Witten Daniela M, Tibshirani Robert J
Stanford University, USA.
Stat Appl Genet Mol Biol. 2009;8(1):Article28. doi: 10.2202/1544-6115.1470. Epub 2009 Jun 9.
In recent work, several authors have introduced methods for sparse canonical correlation analysis (sparse CCA). Suppose that two sets of measurements are available on the same set of observations. Sparse CCA is a method for identifying sparse linear combinations of the two sets of variables that are highly correlated with each other. It has been shown to be useful in the analysis of high-dimensional genomic data, when two sets of assays are available on the same set of samples. In this paper, we propose two extensions to the sparse CCA methodology. (1) Sparse CCA is an unsupervised method; that is, it does not make use of outcome measurements that may be available for each observation (e.g., survival time or cancer subtype). We propose an extension to sparse CCA, which we call sparse supervised CCA, which results in the identification of linear combinations of the two sets of variables that are correlated with each other and associated with the outcome. (2) It is becoming increasingly common for researchers to collect data on more than two assays on the same set of samples; for instance, SNP, gene expression, and DNA copy number measurements may all be available. We develop sparse multiple CCA in order to extend the sparse CCA methodology to the case of more than two data sets.

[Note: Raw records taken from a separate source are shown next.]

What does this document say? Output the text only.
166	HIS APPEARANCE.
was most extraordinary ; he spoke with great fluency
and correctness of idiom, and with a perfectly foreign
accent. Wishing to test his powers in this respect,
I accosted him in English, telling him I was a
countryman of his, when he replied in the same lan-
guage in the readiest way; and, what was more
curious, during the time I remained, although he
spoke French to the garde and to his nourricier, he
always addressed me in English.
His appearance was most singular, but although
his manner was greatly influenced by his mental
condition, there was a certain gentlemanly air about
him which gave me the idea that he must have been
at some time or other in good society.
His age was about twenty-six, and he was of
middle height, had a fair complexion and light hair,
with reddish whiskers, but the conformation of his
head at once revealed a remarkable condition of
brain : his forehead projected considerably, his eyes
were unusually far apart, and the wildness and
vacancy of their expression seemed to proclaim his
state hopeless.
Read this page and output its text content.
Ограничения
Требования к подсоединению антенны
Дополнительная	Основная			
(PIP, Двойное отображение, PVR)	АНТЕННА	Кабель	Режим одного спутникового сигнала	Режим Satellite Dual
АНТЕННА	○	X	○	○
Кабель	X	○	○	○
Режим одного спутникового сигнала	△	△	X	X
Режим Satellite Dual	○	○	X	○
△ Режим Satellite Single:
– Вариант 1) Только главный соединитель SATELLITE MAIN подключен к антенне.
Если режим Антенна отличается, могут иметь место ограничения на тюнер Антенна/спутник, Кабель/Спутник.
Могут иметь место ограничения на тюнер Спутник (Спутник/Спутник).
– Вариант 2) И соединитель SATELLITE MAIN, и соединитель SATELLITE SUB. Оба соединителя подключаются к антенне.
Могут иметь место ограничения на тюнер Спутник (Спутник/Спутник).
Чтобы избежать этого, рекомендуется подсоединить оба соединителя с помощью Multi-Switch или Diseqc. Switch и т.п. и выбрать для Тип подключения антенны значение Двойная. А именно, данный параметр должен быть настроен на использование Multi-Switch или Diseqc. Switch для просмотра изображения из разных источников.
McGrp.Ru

We demonstrate these new methods on simulated data and on a recently published and publicly available diffuse large B-cell lymphoma data set.
在最近的研究中,几位作者介绍了稀疏典型相关分析(sparse CCA)方法。假设有关于同一组观测对象的两组测量数据。稀疏典型相关分析是一种用于识别两组变量之间高度相关的稀疏线性组合的方法。当在同一组样本上有两组检测数据时,它已被证明在高维基因组数据分析中很有用。在本文中,我们提出了对稀疏典型相关分析方法的两种扩展。(1)稀疏典型相关分析是一种无监督方法;也就是说,它不利用可能适用于每个观测对象的结果测量值(例如,生存时间或癌症亚型)。我们提出了对稀疏典型相关分析的一种扩展,我们称之为稀疏监督典型相关分析,它能识别出两组相互关联且与结果相关的变量的线性组合。(2)研究人员在同一组样本上收集超过两组检测数据的情况越来越普遍;例如,单核苷酸多态性(SNP)、基因表达和DNA拷贝数测量数据可能都有。我们开发了稀疏多重典型相关分析,以便将稀疏典型相关分析方法扩展到多于两个数据集的情况。我们在模拟数据以及最近发表的公开可用的弥漫性大B细胞淋巴瘤数据集上展示了这些新方法。